I started reading it at the beginning of the (first) UK lockdown and didn’t finish it until the restrictions were lifted. It’s a magnificent book that I didn’t want to race through plus it was very long (912 pages) and too heavy to hold for any length of time.
Mantel traces the final years of Thomas Cromwell, the man who climbed from poverty to occupy the highest offices in England and become Henry VIII’s right-hand man. It’s a magnificent portrait of a man who upsets many a nobleman man as he changes England into a wealthy and ‘modern’ nation. As the book progresses it takes all of Cromwell’s ingenuity to keep ahead of his enemies.
Though Cromwell is the main focus of the novel, the narrative wouldn’t work without Henry or some of his six wives.

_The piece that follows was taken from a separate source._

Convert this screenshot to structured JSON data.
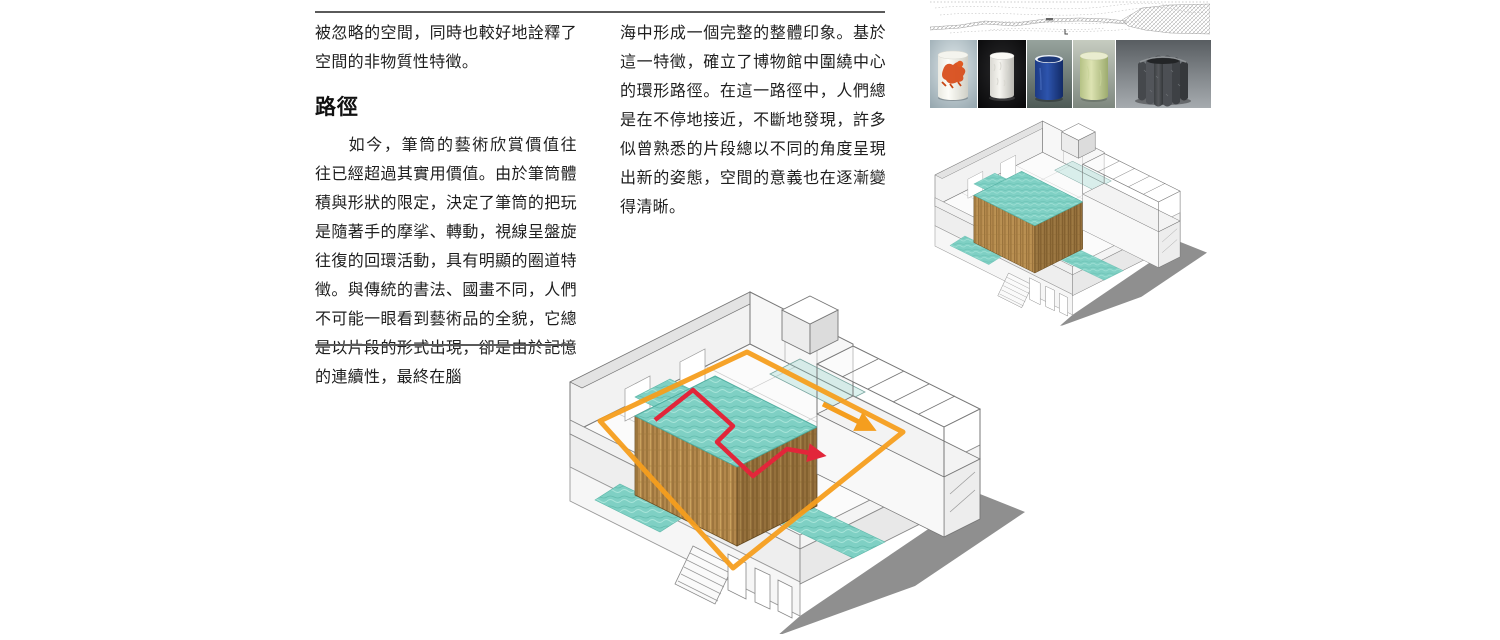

We know their names and their fates from countless books, films and tv adaptations. They often come across as stereotypes: the betrayed wife, the temptress, the good woman, the ugly one etc. But who were those women really? The answers lie in The Six Wives of Henry VIII by Antonia Fraser. Published in 1992 this is the most thorough and most engaging biography I’ve read about these women.
Fraser shows them to be seen as more than victims of a man’s lust or a King’s obsession with dynasty. She shows them as women of spirit and intelligence whose great misfortune was to be born in the sixteenth century.